You must have made enough to qualify for this deduction; you can't elect Section 179 if the deduction creates a net operating loss. There's one other limitation - if you buy more than $200,000 worth of equipment, it reduces your 179 election dollar-for-dollar.
Got it? Here's an example. "Luke and Jane are married taxpayers, and each owns a separate business," said Connie Kurtz, an enrolled agent at Taxmasters, Inc., a tax and accounting services firm in Rockville, Md. "He buys $75,000 in assets; she buys $130,000. In total, they bought and placed $205,000 of assets into service. Since the maximum limit is $200,000, they reduce their 179 by $5,000. So the couple can't take the entire 179 exclusion of $24,000, but the reduced amount of $19,000."
But hey, if you do qualify, go ahead and write off that new dentist's chair. The cap is set to rise to $25,000 after 2002.
5.) Keep track of where you drive.
Make sure you properly account for the mileage on your automobiles, Degen said. If you use your car for business purposes, you're entitled to take 34.5 cents per mile of business travel.
Most people don't bother to keep adequate travel logs and receipts. But keeping track is worth it - the amount can add up.
6.) Open a retirement plan.
Putting funds away in a retirement plan like a Simple IRA, a Keogh plan or a SEP plan reduces your taxable income. There are deadlines throughout the year to establish certain types of retirement plans, so make sure you keep track of the calendar.
A Keogh plan allows you to put away up to 25 percent of your gross income, a SEP plan permits 15 percent, and a Simple IRA allows up to $6,000.

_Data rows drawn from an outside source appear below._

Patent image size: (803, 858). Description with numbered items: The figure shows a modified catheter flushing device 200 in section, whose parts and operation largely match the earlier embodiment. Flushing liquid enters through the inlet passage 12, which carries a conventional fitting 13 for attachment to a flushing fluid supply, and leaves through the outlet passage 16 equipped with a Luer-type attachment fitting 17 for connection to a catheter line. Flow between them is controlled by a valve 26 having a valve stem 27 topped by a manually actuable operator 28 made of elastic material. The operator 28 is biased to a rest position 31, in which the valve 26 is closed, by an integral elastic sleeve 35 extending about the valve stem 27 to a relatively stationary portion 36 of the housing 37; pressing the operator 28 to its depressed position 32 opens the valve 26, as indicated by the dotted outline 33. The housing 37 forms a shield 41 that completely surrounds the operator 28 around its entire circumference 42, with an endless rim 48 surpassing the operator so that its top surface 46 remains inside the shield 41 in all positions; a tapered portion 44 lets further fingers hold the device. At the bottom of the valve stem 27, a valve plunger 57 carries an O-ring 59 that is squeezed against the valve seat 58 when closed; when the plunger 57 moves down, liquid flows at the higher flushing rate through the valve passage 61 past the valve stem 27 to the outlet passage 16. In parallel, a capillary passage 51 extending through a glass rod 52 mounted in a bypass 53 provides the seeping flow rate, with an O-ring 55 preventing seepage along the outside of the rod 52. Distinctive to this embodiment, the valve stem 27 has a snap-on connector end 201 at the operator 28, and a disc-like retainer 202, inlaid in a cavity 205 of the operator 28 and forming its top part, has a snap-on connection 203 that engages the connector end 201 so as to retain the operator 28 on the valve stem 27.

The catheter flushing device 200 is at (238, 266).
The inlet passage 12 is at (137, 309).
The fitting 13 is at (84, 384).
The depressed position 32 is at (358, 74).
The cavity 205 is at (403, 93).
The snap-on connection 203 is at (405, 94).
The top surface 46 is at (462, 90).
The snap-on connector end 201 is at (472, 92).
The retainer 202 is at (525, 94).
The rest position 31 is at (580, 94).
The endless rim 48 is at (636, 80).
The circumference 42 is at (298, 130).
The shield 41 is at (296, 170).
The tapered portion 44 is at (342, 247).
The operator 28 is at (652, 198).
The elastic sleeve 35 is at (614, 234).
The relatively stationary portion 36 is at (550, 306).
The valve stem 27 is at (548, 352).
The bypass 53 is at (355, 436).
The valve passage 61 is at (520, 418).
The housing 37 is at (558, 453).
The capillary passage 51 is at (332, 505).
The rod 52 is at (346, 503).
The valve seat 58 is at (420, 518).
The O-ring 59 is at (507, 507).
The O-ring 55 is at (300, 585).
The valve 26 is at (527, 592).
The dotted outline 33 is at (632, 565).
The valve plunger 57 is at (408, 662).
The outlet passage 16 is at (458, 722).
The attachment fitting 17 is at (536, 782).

You can open multiple plans, but there are some limitations. There is a cap on the amount that you can end up putting into pension plans - you can't put away more than $35,000 in a SEP or Keogh or more than $6,000 in a Simple IRA, said Bergmann.
7.) Deduct part of your medical and long-term care premiums.
Self-employed folks can deduct 60 percent of long-term care premiums and/or 60 percent of their medical premiums from gross income, said Kurtz. Just keep in mind that in order to take the deduction, you need to have income on Schedule C.
"Both limits are set to rise to 100 percent in 2003," Bergmann added. "The provision was put into place for small business owners who could not otherwise itemize their taxes and would have lost any possible deduction for medical expenses."